Passé cette étape, l’accusation s’est focalisée sur les P.-V. de retranscription des appels téléphoniques et des messages. Selon le procureur militaire, il y a eu  des échanges entre une inconnue et le général Djibril Bassolé (voir encadré). A l’issue de la lecture de cette retranscription, voici la question du parquet : «Madame Diawara, est-ce que vous vous reconnaissez dans ces propos ? ». «Je ne me reconnais pas », a indiqué l’accusée qui dit avoir été ébahie par les exploits du parquet. En effet, les initiateurs de l’écoute ont préféré le mot inconnu (avec la mention qu’il s’agit d’une voix féminine) à défaut d’y afficher un nom. Mais pour le parquet, cette voix est bel et bien celle de l’inculpée. Son conseil Me Abdoul Latif Dabo s’est vu dans l’obligation de réagir : «Nous avons un problème avec cette pièce. A travers ladite pièce (I 76), il n’y a rien dans le dossier qui nous permet de savoir qui est l’auteur de cette retranscription. Primo, qui l’a faite ? Secundo, cette retranscription de conversation audio n’a jamais été confrontée à ma cliente en phase d’instruction.  C’est ici qu’on la brandit. On ne peut pas nous opposer un fait aussi grave sans nous dire qui l’a retranscrit et dans quelle condition. Est-ce que quand quelqu’un parle au téléphone, il dit point… point… ça paraît banal, mais qu’est-ce qui a été sauté ? Qui nous garantit l’authenticité de cette retranscription ? », a argué Me Dabo. D’après ses explications, la retranscription querellée aurait dû être faite par des Officiers de police judiciaire (OPJ) au lieu des services de renseignement, qui l’ont versée au dossier. Il y a vu une «violation flagrante» des droits de la défense.
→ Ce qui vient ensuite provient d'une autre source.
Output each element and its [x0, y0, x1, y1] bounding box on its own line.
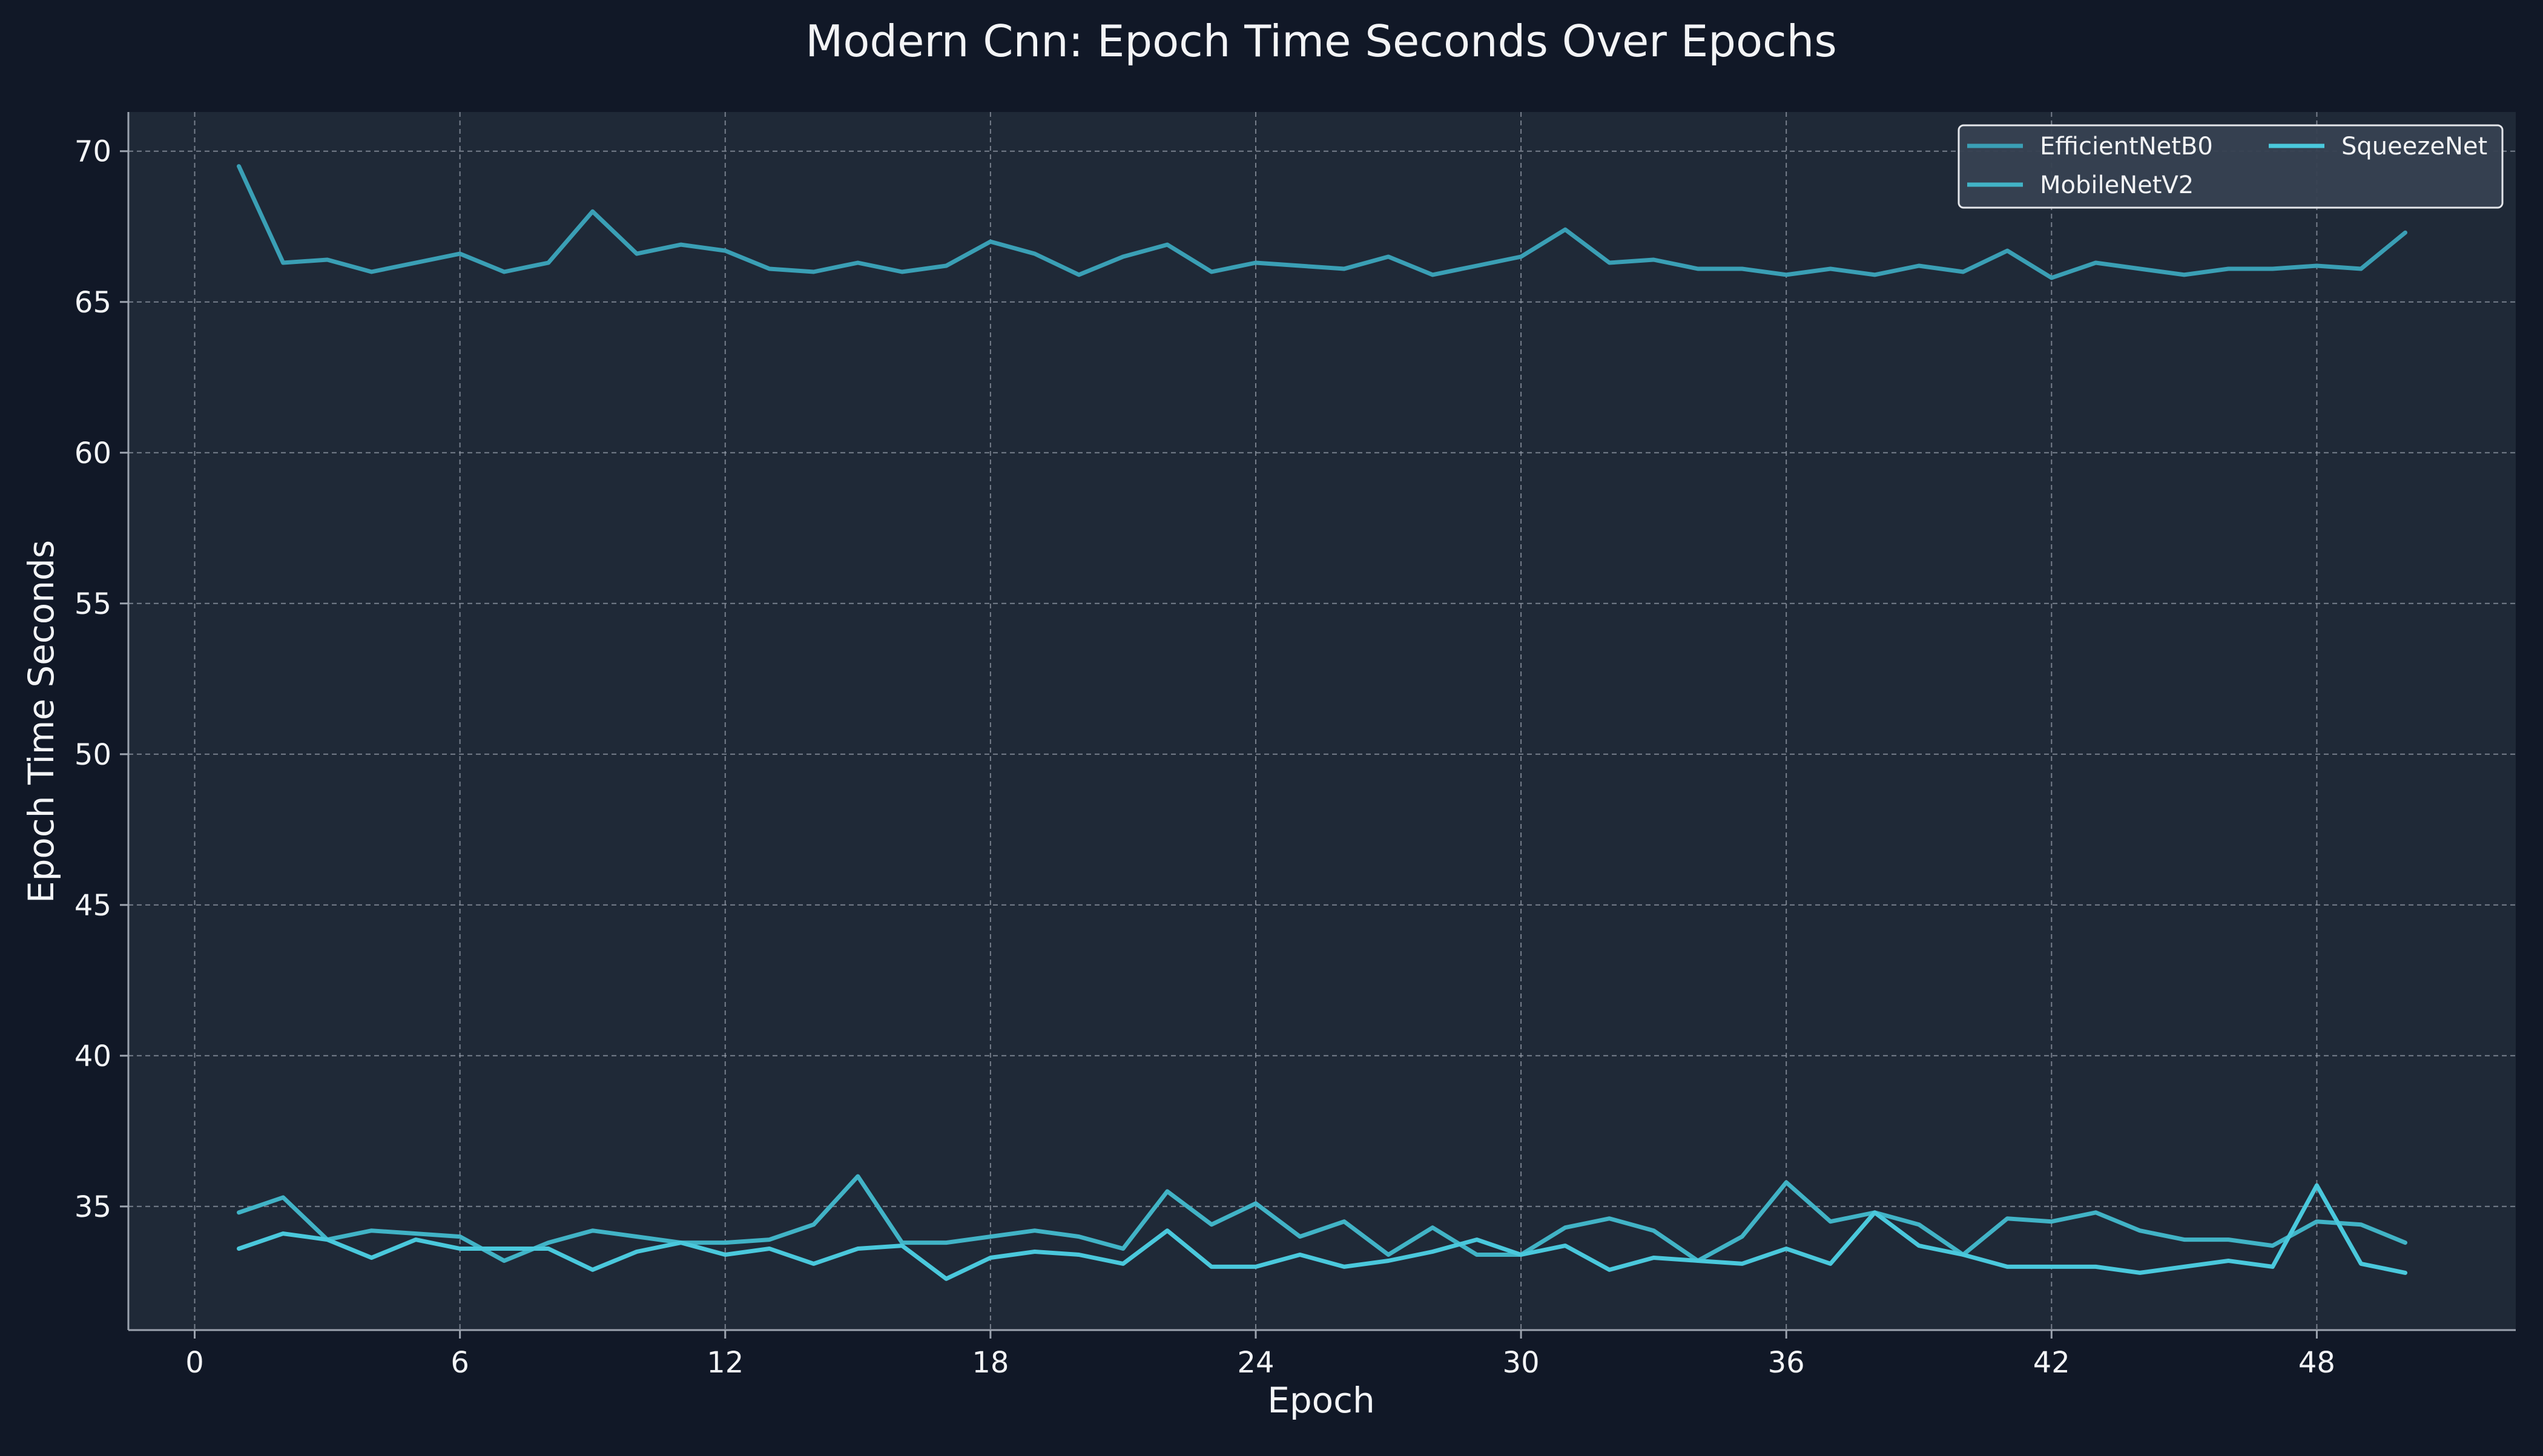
chart-title: Modern Cnn: Epoch Time Seconds Over Epoc…	[805, 16, 1837, 67]
y-tick-label: 45	[74, 889, 111, 923]
x-tick-label: 12	[707, 1346, 744, 1380]
y-tick-label: 70	[74, 135, 111, 169]
axes: 0 6 12 18 24 30 36 42 48 35 40 45 50 55 60 65 70	[74, 112, 2516, 1380]
y-tick-label: 60	[74, 436, 111, 470]
series-line-mobilenetv2	[237, 1174, 2407, 1263]
legend-label-squeezenet: SqueezeNet	[2341, 133, 2487, 160]
y-tick-label: 40	[74, 1039, 111, 1073]
legend-label-efficientnetb0: EfficientNetB0	[2040, 133, 2213, 160]
x-tick-label: 30	[1503, 1346, 1540, 1380]
plot-area	[128, 112, 2516, 1330]
x-tick-label: 0	[185, 1346, 204, 1380]
x-tick-label: 24	[1237, 1346, 1274, 1380]
x-tick-label: 48	[2298, 1346, 2335, 1380]
y-tick-label: 35	[74, 1190, 111, 1224]
y-tick-label: 65	[74, 286, 111, 320]
x-tick-label: 42	[2033, 1346, 2070, 1380]
series-line-efficientnetb0	[237, 164, 2407, 280]
series-lines	[237, 164, 2407, 1281]
x-tick-label: 36	[1768, 1346, 1805, 1380]
x-tick-label: 18	[972, 1346, 1009, 1380]
legend: EfficientNetB0 MobileNetV2 SqueezeNet	[1958, 124, 2504, 209]
series-line-squeezenet	[237, 1183, 2407, 1281]
legend-box	[1958, 124, 2504, 209]
y-axis-label: Epoch Time Seconds	[21, 540, 62, 903]
y-tick-label: 55	[74, 587, 111, 621]
x-tick-label: 6	[450, 1346, 469, 1380]
x-axis-label: Epoch	[1267, 1380, 1375, 1421]
legend-label-mobilenetv2: MobileNetV2	[2040, 171, 2194, 199]
y-tick-label: 50	[74, 738, 111, 772]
Son confrère Me Seydou Roger Yamba a abondé dans le même sens en soutenant «qu’on ne peut pas sortir une pièce en cours de jugement alors que notre cliente n’a jamais été confrontée à ladite pièce ». Pour lui, il faut tout simplement écarter cette pièce de la procédure.

«Nous ne sommes plus à ce niveau, devant la Chambre de contrôle de l’instruction (CCI), les avocats de Dame Diawara ont soulevé cet aspect. Ils n’ont pas eu gain de cause. Il y a un principe général de droit qui dit qu’une question ne peut être discutée deux fois », a répliqué le parquetier. «Si je comprends bien le parquet, il dit qu’il y a déjà eu l’arrêt de renvoi de mise en accusation (ndlr : qui purge le dossier de tous ses vices), donc tous ceux qui sont devant la chambre de jugement sont coupables. Non ! ce n’est pas parce qu’on a été renvoyé devant la chambre de jugement qu’on est d’office coupable », a-t-il soutenu. Son collège Me Abdoul Latif Dabo a reconnu que ladite pièce a été brandie devant la Chambre de contrôle de l’instruction et que son client a purement et simplement refusé de l’écouter en raison d’une situation qu’elle y a vécue (voir encadré). Pour lui il fallait que cette pièce apparaisse dès l’instruction du dossier avant d’atteindre l’étape de la CCI, qui est perçue comme le deuxième degré de l’instruction. Revenant à la charge, le procureur militaire, lui, a invoqué la possibilité qu’a le parquet de faire un supplément d’instruction pour expliquer l’apparition de ladite pièce en ce lieu. Face à ce qui était un incident de procédure pour les uns ou une «perturbation de procédure » pour les autres (avocats des parties civiles), le juge a coupé court aux joutes verbales : «Nous allons joindre cette exception au fond, la pièce sera discutée ultérieurement », a tranché Seidou Ouédraogo.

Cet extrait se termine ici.